S. Boyd (Calgary, CA)

University of Calgary McCaig Institute for Bone and Joint Health

Presenter Of 1 Presentation

Extended Abstract (for invited Faculty only) Osteoarthritis

3.1.3 - Multi-modal Evaluation of Cartilage & Bone in Acute Knee Injury

Abstract

Introduction

ACL tears are a common knee injury and are associated with an elevated risk of developing OA. Bone plays an important role in OA development, and bone mass has been shown in animal models and human studies to decrease immediately following injury before partially recovering. ACL transection models have confirmed this bone loss is driven by trabecular structure degradation, however, this has not been confirmed in humans due to limited in vivo image resolution.
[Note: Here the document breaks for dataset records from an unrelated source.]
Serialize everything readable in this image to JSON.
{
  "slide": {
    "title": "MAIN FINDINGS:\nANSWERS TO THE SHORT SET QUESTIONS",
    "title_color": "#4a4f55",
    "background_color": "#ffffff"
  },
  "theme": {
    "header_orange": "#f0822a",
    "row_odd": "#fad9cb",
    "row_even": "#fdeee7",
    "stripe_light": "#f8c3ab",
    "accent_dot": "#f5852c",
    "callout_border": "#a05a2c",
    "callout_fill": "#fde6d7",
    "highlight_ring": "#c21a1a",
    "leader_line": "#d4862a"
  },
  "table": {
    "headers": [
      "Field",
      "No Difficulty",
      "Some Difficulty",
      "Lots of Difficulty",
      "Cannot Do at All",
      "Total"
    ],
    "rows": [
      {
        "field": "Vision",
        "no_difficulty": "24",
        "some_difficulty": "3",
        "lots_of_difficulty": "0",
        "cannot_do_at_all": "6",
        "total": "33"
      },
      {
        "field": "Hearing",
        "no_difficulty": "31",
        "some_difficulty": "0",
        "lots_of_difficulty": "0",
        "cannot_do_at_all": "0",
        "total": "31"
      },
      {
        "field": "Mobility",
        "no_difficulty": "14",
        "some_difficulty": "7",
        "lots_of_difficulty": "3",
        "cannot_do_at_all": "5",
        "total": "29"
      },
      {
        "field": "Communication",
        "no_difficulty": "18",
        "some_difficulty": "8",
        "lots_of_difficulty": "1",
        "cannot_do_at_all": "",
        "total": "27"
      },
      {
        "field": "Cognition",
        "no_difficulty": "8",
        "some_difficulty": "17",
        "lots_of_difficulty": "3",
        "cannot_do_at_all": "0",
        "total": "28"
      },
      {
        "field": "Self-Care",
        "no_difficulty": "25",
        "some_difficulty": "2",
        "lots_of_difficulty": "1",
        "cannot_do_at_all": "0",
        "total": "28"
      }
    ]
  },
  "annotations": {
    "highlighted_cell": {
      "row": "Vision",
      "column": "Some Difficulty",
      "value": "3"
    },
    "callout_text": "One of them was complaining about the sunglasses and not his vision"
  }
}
The recent development of high-resolution peripheral quantitative computed tomography (HR-pQCT) provides an unprecedented opportunity to longitudinal assess bone microarchitecture in the knee, and magnetic resonance imaging (MRI) complements this technology so that both hard and soft tissues can be simultaneously tracked. This allows, for example, the monitoring of bone marrow lesions, which commonly occur in post-traumatic knee injury, and we are particularly interested in early joint changes that may lead to long-term development of knee osteoarthritis.

The objective of this study was to establish bone microarchitectural changes in the human knee within the first year following a unilateral acute ACL tear, using HR-pQCT and MRI.

Content

METHODS: Participants with unilateral ACL tears (n=15, 22-44 years of age, 10 female and 5 male) were followed with HR-pQCT with up to four time points (baseline, +2 months, +4 months, +8months). The baseline measurement occurred within 6 weeks of injury. Both the ACL deficient and uninjured contralateral knees were imaged at 61μm isotropic voxel size (XtremeCTII, Scanco Medical). Bone microarchitecture was assessed up to 7.5 mm below the weight bearing surfaces of the medial and lateral tibia and femur. The subchondral bone plate (density, thickness), and trabecular bone (density, thickness, number, separation) were quantified. Longitudinal bone changes within each knee were assessed using quadratic temporal mixed effects models, which were compared to linear and intercept-only mixed effects models using chi-squared tests (level of significance: p<0.05). 95% confidence intervals for each model parameter were assessed using bootstrapping (200 samples with replacement). MRI captured regions of bone marrow lesions, and by multimodal image registration between HR-pQCT and MRI it was possible to establish the changes to bone microarchitecture that occur specifically in the BML region.

RESULTS: Bone loss occurred throughout the injured knee (-4.6% to -15.8%; Fig 1). Bone loss occurred in a non-linear manner, with loss occurring within the first 7 to 8 months post-injury before indicating the start of a recovery phase. The loss was driven by trabecular structure degradation as reflected by an increase in trabecular separation (6.4% to 10.6%) and decrease in number (-3.1% to -7.8%) of trabecular elements. The subchondral bone plate of the lateral femur significantly decreased in thickness (-9.0%). Regions of BMLs had accelerated microarchitectural adaptations compared to the rest of the knee. The contralateral knee was mostly unaffected.

CONCLUSION: Bone loss in the injured knee during the first year following ACL tears is driven by loss of trabecular elements. This likely cannot be reversed as for any future ‘recovery’ of bone mass there is no known mechanism to re-establish the original bone structure. Thus, permanent structural changes may persist, which indicates there may be a short window for intervention to reduce the risk of long-term OA development.

Acknowledgments

This study was funded by The Arthritis Society, SOG-15-226.